Salto - QUAL A IMPORTÂNCIA DA TELEVISÃO DENTRO NO SEIO DA FAMÍLIA? ELA PODE AGREGAR OU DESAGREGAR? COMO A FAMÍLIA DEVE ATUAR CRITICAMENTE NESSE ASPECTO DA RELAÇÃO COM A PRÓPRIA TELEVISÃO?

A televisão tanto pode agregar, como pode desagregar, ela pode agregar (...) existe um fenômeno muito comum, vamos falar aqui do Brasil (...) do Brasil das classes médias ricas, que é muito comum a gente entrar numa casa e observar. Tem uma televisão na sala, e cada membro da família tem sua televisão privada. Esse tipo de relação com a televisão certamente funciona como um desagregador da família, cada um tem o seu universo de solidão, onde cada um fica entretido no seu mundo, seja um jogo de futebol, seja um programa mais picante, seja um reality show, onde as pessoas não conversam e onde a televisão é uma maneira de fomentar isso que eu estava chamando de cultura da captura da imagem. Agora, se você tem uma televisão na casa, a televisão pode funcionar como elemento agregador. Certamente a grande maioria das famílias não tem renda para poder ter vários aparelhos, e assistir à TV, hoje, pode ser visto como um substitutivo daquilo que, na minha infância, era o jantar de família. O jantar era o momento em que chegávamos da rua, uns da escola, outros do trabalho, era um momento em que a família se reunia. Há uma certa ritualidade meio sagrada nessa reunião familiar, e eu tenho a impressão de que hoje em dia nas casas que têm televisão, em que a televisão ocupa, inclusive, um lugar destacado na casa, ela esta na sala de jantar, é o momento em que a família se reúne, quando os diálogos se estabelecem entre as pessoas a partir do que elas estão vendo, seja uma notícia jornalística, seja um comentário sobre um filme. Então, nesse contexto, a televisão funciona como uma dimensão de reconstituição de uma família que socialmente está fragmentada.

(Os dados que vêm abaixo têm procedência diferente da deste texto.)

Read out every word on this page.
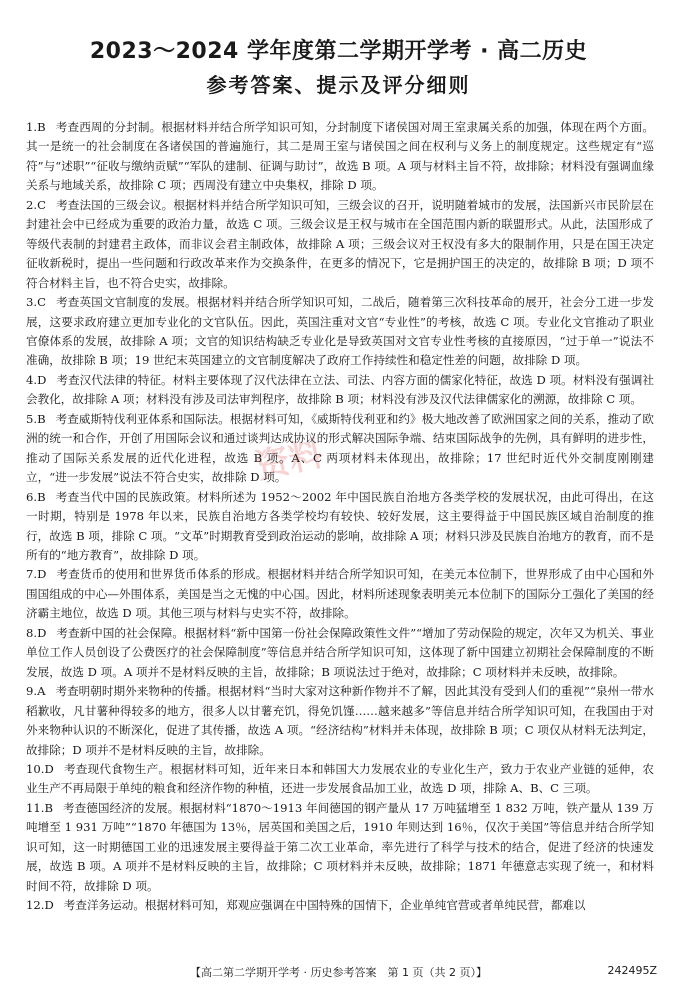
2023～2024 学年度第二学期开学考 · 高二历史
参考答案、提示及评分细则
资料

1.B 考查西周的分封制。根据材料并结合所学知识可知，分封制度下诸侯国对周王室隶属关系的加强，体现在两个方面。其一是统一的社会制度在各诸侯国的普遍施行，其二是周王室与诸侯国之间在权利与义务上的制度规定。这些规定有“巡符”与“述职”“征收与缴纳贡赋”“军队的建制、征调与助讨”，故选 B 项。A 项与材料主旨不符，故排除；材料没有强调血缘关系与地域关系，故排除 C 项；西周没有建立中央集权，排除 D 项。

2.C 考查法国的三级会议。根据材料并结合所学知识可知，三级会议的召开，说明随着城市的发展，法国新兴市民阶层在封建社会中已经成为重要的政治力量，故选 C 项。三级会议是王权与城市在全国范围内新的联盟形式。从此，法国形成了等级代表制的封建君主政体，而非议会君主制政体，故排除 A 项；三级会议对王权没有多大的限制作用，只是在国王决定征收新税时，提出一些问题和行政改革来作为交换条件，在更多的情况下，它是拥护国王的决定的，故排除 B 项；D 项不符合材料主旨，也不符合史实，故排除。

3.C 考查英国文官制度的发展。根据材料并结合所学知识可知，二战后，随着第三次科技革命的展开，社会分工进一步发展，这要求政府建立更加专业化的文官队伍。因此，英国注重对文官“专业性”的考核，故选 C 项。专业化文官推动了职业官僚体系的发展，故排除 A 项；文官的知识结构缺乏专业化是导致英国对文官专业性考核的直接原因，“过于单一”说法不准确，故排除 B 项；19 世纪末英国建立的文官制度解决了政府工作持续性和稳定性差的问题，故排除 D 项。

4.D 考查汉代法律的特征。材料主要体现了汉代法律在立法、司法、内容方面的儒家化特征，故选 D 项。材料没有强调社会教化，故排除 A 项；材料没有涉及司法审判程序，故排除 B 项；材料没有涉及汉代法律儒家化的溯源，故排除 C 项。

5.B 考查威斯特伐利亚体系和国际法。根据材料可知，《威斯特伐利亚和约》极大地改善了欧洲国家之间的关系，推动了欧洲的统一和合作，开创了用国际会议和通过谈判达成协议的形式解决国际争端、结束国际战争的先例，具有鲜明的进步性，推动了国际关系发展的近代化进程，故选 B 项。A、C 两项材料未体现出，故排除；17 世纪时近代外交制度刚刚建立，“进一步发展”说法不符合史实，故排除 D 项。

6.B 考查当代中国的民族政策。材料所述为 1952～2002 年中国民族自治地方各类学校的发展状况，由此可得出，在这一时期，特别是 1978 年以来，民族自治地方各类学校均有较快、较好发展，这主要得益于中国民族区域自治制度的推行，故选 B 项，排除 C 项。“文革”时期教育受到政治运动的影响，故排除 A 项；材料只涉及民族自治地方的教育，而不是所有的“地方教育”，故排除 D 项。

7.D 考查货币的使用和世界货币体系的形成。根据材料并结合所学知识可知，在美元本位制下，世界形成了由中心国和外围国组成的中心—外围体系，美国是当之无愧的中心国。因此，材料所述现象表明美元本位制下的国际分工强化了美国的经济霸主地位，故选 D 项。其他三项与材料与史实不符，故排除。

8.D 考查新中国的社会保障。根据材料“新中国第一份社会保障政策性文件”“增加了劳动保险的规定，次年又为机关、事业单位工作人员创设了公费医疗的社会保障制度”等信息并结合所学知识可知，这体现了新中国建立初期社会保障制度的不断发展，故选 D 项。A 项并不是材料反映的主旨，故排除；B 项说法过于绝对，故排除；C 项材料并未反映，故排除。

9.A 考查明朝时期外来物种的传播。根据材料“当时大家对这种新作物并不了解，因此其没有受到人们的重视”“泉州一带水稻歉收，凡甘薯种得较多的地方，很多人以甘薯充饥，得免饥馑……越来越多”等信息并结合所学知识可知，在我国由于对外来物种认识的不断深化，促进了其传播，故选 A 项。“经济结构”材料并未体现，故排除 B 项；C 项仅从材料无法判定，故排除；D 项并不是材料反映的主旨，故排除。

10.D 考查现代食物生产。根据材料可知，近年来日本和韩国大力发展农业的专业化生产，致力于农业产业链的延伸，农业生产不再局限于单纯的粮食和经济作物的种植，还进一步发展食品加工业，故选 D 项，排除 A、B、C 三项。

11.B 考查德国经济的发展。根据材料“1870～1913 年间德国的钢产量从 17 万吨猛增至 1 832 万吨，铁产量从 139 万吨增至 1 931 万吨”“1870 年德国为 13％，居英国和美国之后，1910 年则达到 16％，仅次于美国”等信息并结合所学知识可知，这一时期德国工业的迅速发展主要得益于第二次工业革命，率先进行了科学与技术的结合，促进了经济的快速发展，故选 B 项。A 项并不是材料反映的主旨，故排除；C 项材料并未反映，故排除；1871 年德意志实现了统一，和材料时间不符，故排除 D 项。

12.D 考查洋务运动。根据材料可知，郑观应强调在中国特殊的国情下，企业单纯官营或者单纯民营，都难以

【高二第二学期开学考 · 历史参考答案　第 1 页（共 2 页）】	242495Z
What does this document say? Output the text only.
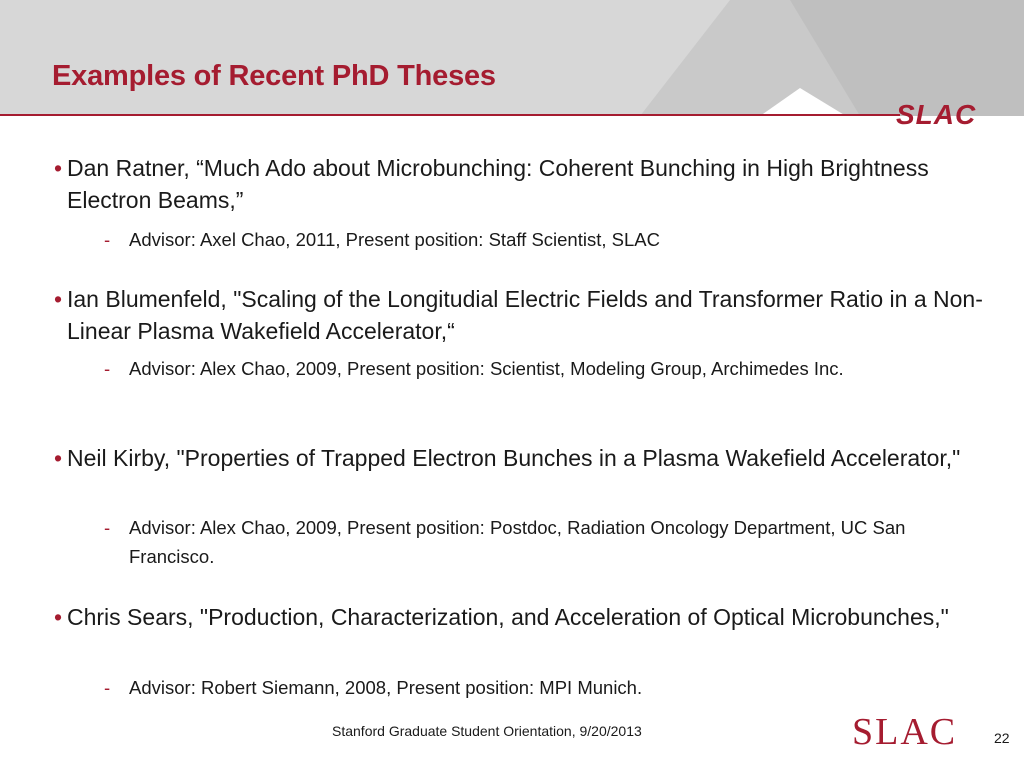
Examples of Recent PhD Theses
SLAC
• Dan Ratner, “Much Ado about Microbunching: Coherent Bunching in High Brightness Electron Beams,”
- Advisor: Axel Chao, 2011, Present position: Staff Scientist, SLAC
• Ian Blumenfeld, "Scaling of the Longitudial Electric Fields and Transformer Ratio in a Non-Linear Plasma Wakefield Accelerator,“
- Advisor: Alex Chao, 2009, Present position: Scientist, Modeling Group, Archimedes Inc.
• Neil Kirby, "Properties of Trapped Electron Bunches in a Plasma Wakefield Accelerator,"
- Advisor: Alex Chao, 2009, Present position: Postdoc, Radiation Oncology Department, UC San Francisco.
• Chris Sears, "Production, Characterization, and Acceleration of Optical Microbunches,"
- Advisor: Robert Siemann, 2008, Present position: MPI Munich.
Stanford Graduate Student Orientation, 9/20/2013	SLAC	22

Salto - QUAL É O GRAU DE IMPORTÂNCIA DA TELEVISÃO NA VIDA DA SOCIEDADE BRASILEIRA HOJE, EM RELAÇÃO A OUTRAS POSSIBILIDADES DE ENTRETENIMENTO E DE INFORMAÇÃO EXISTENTES?

É claro que a televisão ocupa um espaço muito grande hoje na vida de uma criança e de um adolescente, em relação a duas ou três décadas atrás, quando a televisão estava engatinhando no Brasil. Mas a gente pode separar isso da grande transformação que a sociedade brasileira sofreu, e que é o fato de que não só o pai, como as mães trabalham, isso tem uma transformação central na família. A mãe hoje sai para o trabalho e, anteriormente, a mãe era uma figura muito importante na criação de outros tipos de laços sociais dentro da casa. Então, na ausência da mãe, na ausência do pai, a criança vai se entreter, para não se sentir solitária, diante da televisão. Ela vai ver TV para estar com alguém. E, evidentemente, esse estar com alguém protege a criança da solidão e de um certo sentimento de desamparo. E, ao mesmo tempo, a televisão pode levar a criança para universos às vezes não muito desejáveis, mas me parece que a televisão ocupa um lugar que, anteriormente, era centrado na figura materna. Eu acho que a grande transformação produzida na família com autonomização da mulher, com os direitos da mulher, é que isso transformou também a estrutura da família. O que eu quero dizer com isso é o seguinte: não é que as mulheres têm que voltar a estar em casa, largar as suas obrigações para cuidar dos seus filhos, para os filhos não serem desviados pelo vilão da televisão, absolutamente, o que eu quero dizer com isso é seguinte: os pais, tanto os pais como as mães, vão ter que ter um trabalho de entretenimento, de ligação, de educação dos filhos, e isso é uma tarefa dos dois, para dar à televisão o tamanho que ela possa ter na vida das crianças e fazer outras ofertas de entretenimento às crianças... Mas, certamente, a partir do movimento feminista, isso é uma tarefa a ser igualmente distribuída entre o pai e a mãe, não é necessariamente, segundo o modelo tradicional, uma obrigação feminina. Eu acho que isso não pode se pensado fora da grande transformação familiar que criou um outro lugar social e político para a mulher.

Salto - O OLHAR SE EDUCA?

O olhar seduz e o olhar também educa. É preciso saber que tipo de imagem você está oferecendo. Em toda a idade clássica nós fomos educados pela pintura. A pintura é uma educação pelo olhar, em que nós temos um tipo de gosto, um tipo de acesso ao mundo que a palavra escrita não nos oferece. Então, tem uma dimensão que as artes plásticas, as artes visuais oferecem, que é fundamental, e onde a dimensão da sedução é fundamental. Nós não temos que diabolizar a sedução. A sedução é ótima, agora é preciso saber que imagens a gente oferece nessa espécie de educação sentimental do olhar.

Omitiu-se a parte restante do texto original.